Kırk yaşlarında bir bayan “yüz elli bin lira birikimimiz var, üç odalı bir ev bulabilir miyiz?” diye emlak ofisine geldi. Daire fiyatlarını duyduğunda şok geçirip sendeleyip düşmesin diye, lütfen oturun dedim.

Akşehir’in bir köyünde (pardon mahalle diyecektim) yaşadıklarını, çocuğunun taşımalı olarak okula gidip geldiğini, 10 dekar bahçeleri ve bir inekleri olduğunu, oradaki evi kapatıp, buradan satılık ya da kiralık bir ev bulup, şehre taşınmaya karar verdiklerini söyledi.

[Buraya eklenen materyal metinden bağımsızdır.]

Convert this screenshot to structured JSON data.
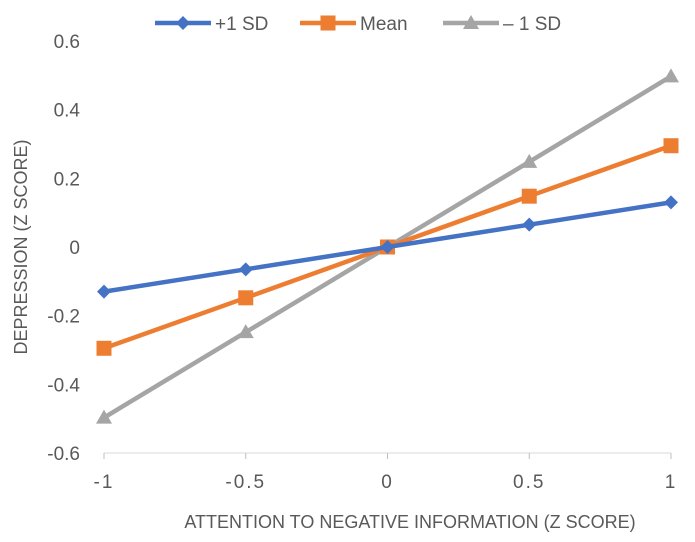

“Kardeşim; köyde hayatınızı idame ettirecek, hatta birikim dahi yapabildiğiniz bir düzeniniz varken, neden terk ediyorsunuz?” diye sordum.

“Köyde okulumuz açık tutulsaydı, çocuğun taşımalı gidiş gelişleri, bizler için ayrı bir iş olarak görünmezdi. Çocuğumuz sürekli yanımızda kalacak olsaydı, tarla bahçe derken, belki zamanla hayvan sayımızı da artırıp, üretici olarak rızkımızı kazanmaya devam edebilirdik. Haliyle, çocuğumuzun da ileride kendine ve ailesine yetecek bir iş arayışı olmaz, köy ona yeter artardı bile. Fakat bu on iki yıllık kesintisiz eğitimin mecbur edilmesi, zaten bizim köy ve komşu köylerde, genç nüfus bırakmadı. Köylerimiz artık hızla yaşlanıyor, ölenlerin evleri dahi yıkılarak yok oluyor. Şehre giden aç ta kalsa tok ta olsa, bir daha köyünde yaşamak için dönmüyor” dedi.

“Şu da bir gerçek, çocuğumun dersleri zorla sınıf geçer seviyede, ileri seviyede okullara gidecek ve başarılı olacak kapasitesi yok. Hoş, herkes memur amir olacak ta, kim köylü olup sizlere meyve sebze süt getirecek değil mi” diye sorunca, yerden göğe kadar haklısın kardeşim diyerek, onaylamak zorunda kaldım.

“Buraya taşındığınızda ne iş yapacaksınız” dedim; “Eşim kapıcılığa ben ev temizliğine giderim, çocuk ta iyi kötü liseyi bitirir ama sonu ne olur bilmiyorum” dedi.

Çok acı bir gerçek; iktidarın eğitim, tarım, hayvancılık politikalarındaki düzensizliği ve hesapsızlığı, milleti ne hallere düşürdü.

Köyleri önce mahalle yaparak şehir statüsü verdi, sonra boşalmasına vesile oldu. Köyde yaşamak, sanki köylü olmak, eziklik algısı oluşturdu.

Bu hükümet, belki de köylünün ürettiği ürünlere yüksek fiyatlar ödememek adına, ülkenin tarım ve hayvancılıkta dışa bağımlı hale gelmesinin müsebbibi oldu.

Her köyün kendine özgü bir yaşam tarzı, gelenek ve görenekleri vardı, önce çocukları kopardınız, sonra ailelerini taşınmak zorunda bıraktınız.

Köyünde eli bol, gönlü zengin, büyüğüne karşı saygısı, küçüğüne hoşgörüsüyle istikrarlı hayat yaşayanları, şehirdeki olumsuz hayatın içine çektiniz.